Ehgartner:Absolut. Das ist eines der wenigen wirklichen Heilmittel, das auch bei schwersten Krankheiten, die früher unheilbar waren, die Patienten gerettet hat. Das Problem ist eben, und das meine ich auch mit „Hygiene Falle“, wenn ich dieses Prinzip: es wirkt, es macht etwas, es tötet die bösen Bakterien, wenn ich das übertreibe und als Grundprinzip einsetze, dass ich vorsichtshalber immer Antibiotika verschreibe, um auf der sicheren Seite zu sein, dann kommt es zu einem Übereinsatz von Antibiotika. Man redet viel von der Resistenzproblematik. Diese wird extrem übertrieben. Viel wichtiger ist der Haupteffekt der Antibiotika und das ist eben der Kahlschlag, den die Antibiotika im Mikrobiom verursachen. Das beeinflusst das Immunsystem, das Nervensystem, ich kann nicht ungestraft unsere alten Freunde ausrotten und glauben man wird dadurch gesünder. Es gibt so viele Symbiosen zwischen Bakterien und Immunsystem, zwischen Bakterien und Nervensystem, sodass wir hier erst am Anfang stehen, diesen Dschungel, den jeder in sich trägt, zu verstehen.

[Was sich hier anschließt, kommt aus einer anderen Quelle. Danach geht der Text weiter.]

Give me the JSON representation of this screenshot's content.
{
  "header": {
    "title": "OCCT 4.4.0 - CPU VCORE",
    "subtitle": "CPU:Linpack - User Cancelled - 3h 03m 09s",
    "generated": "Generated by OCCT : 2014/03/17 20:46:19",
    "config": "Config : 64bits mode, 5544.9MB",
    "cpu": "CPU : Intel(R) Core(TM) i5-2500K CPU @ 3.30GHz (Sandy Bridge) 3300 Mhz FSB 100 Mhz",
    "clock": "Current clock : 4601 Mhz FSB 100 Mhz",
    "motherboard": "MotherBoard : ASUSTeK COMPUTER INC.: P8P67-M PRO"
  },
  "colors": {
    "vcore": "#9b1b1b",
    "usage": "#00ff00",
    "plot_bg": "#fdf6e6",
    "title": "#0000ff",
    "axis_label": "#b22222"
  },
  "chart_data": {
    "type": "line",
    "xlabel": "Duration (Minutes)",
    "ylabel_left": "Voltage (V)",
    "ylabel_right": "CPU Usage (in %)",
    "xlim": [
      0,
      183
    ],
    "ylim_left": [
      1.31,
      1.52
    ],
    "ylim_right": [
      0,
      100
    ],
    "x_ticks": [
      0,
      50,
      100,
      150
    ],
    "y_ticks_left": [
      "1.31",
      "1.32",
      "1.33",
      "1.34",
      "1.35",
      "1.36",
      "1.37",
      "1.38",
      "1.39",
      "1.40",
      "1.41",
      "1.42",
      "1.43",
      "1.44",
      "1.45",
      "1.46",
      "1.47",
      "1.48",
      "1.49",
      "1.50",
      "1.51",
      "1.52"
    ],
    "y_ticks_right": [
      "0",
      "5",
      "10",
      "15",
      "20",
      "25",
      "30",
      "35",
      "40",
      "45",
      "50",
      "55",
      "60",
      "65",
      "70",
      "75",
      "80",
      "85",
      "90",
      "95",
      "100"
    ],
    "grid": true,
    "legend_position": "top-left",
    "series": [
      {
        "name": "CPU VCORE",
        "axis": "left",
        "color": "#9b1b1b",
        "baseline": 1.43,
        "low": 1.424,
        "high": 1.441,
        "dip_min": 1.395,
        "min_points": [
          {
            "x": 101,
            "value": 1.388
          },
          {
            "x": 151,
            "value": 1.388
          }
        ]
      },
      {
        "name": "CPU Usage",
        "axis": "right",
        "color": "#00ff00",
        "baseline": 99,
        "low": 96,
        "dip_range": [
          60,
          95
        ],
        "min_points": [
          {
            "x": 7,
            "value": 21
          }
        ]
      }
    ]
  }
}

Sie sind kein Impfgegner, aber ein Impfkritiker, was stört Sie an den gängigen Schutzimpfungen?

Ehgartner:Beim Impfthema ist es immer leicht, jemanden als Kritiker abzuwerten. Das Thema Impfen, das so viele historische Verdienste hat, ist bei uns eine Art heilige Kuh geworden, bei der schon leise Kritik als Majestätsbeleidigung angesehen wird. Wir haben Impfstoffe, die sind fast 100 Jahre alt und basieren auf dem Denken des tiefsten 20. Jahrhunderts. Man muss schauen, was passiert, wenn ich nur das Immunsystem scharf mache, wenn ich mit Aluminium-Verbindungen als Wirkverstärker arbeite, wenn ich eine Aggression in das System bringe, die sich gegen das eigene Immunsystem richtet, bei Pneumokokken- und Meningokokken-Impfung.

Sollen Kinder, statt geimpft zu werden, Masern durchmachen?

Ehgartner: Es gibt viele Menschen, die skeptisch gegenüber Impfungen sind und die kann ich nicht immer mit Angstparolen zum Impfarzt treiben. Man weiß, dass die Masernimpfung positive Effekte hat auf das Immunsystem. Wenn man in den Vordergrund stellen würde, dass die Abwehrkräfte besser werden, dass auch die lebenden Impfviren einen gewissen Trainingseffekt bieten, dann wäre das für einen Teil der Eltern ein besserer Grund, um mit ihren Kindern zum Arzt zu gehen. Oder wenn ich eine Inhalationsimpfung anbiete und nicht mehr drei verschiedene Viren unter die Haut spritze, sondern die Impfungen dem natürlichen Infektionsweg anpasse. Dann würde man ein besseres Verständnis erzielen, dass Impfungen etwas Modernes und Gutes sind.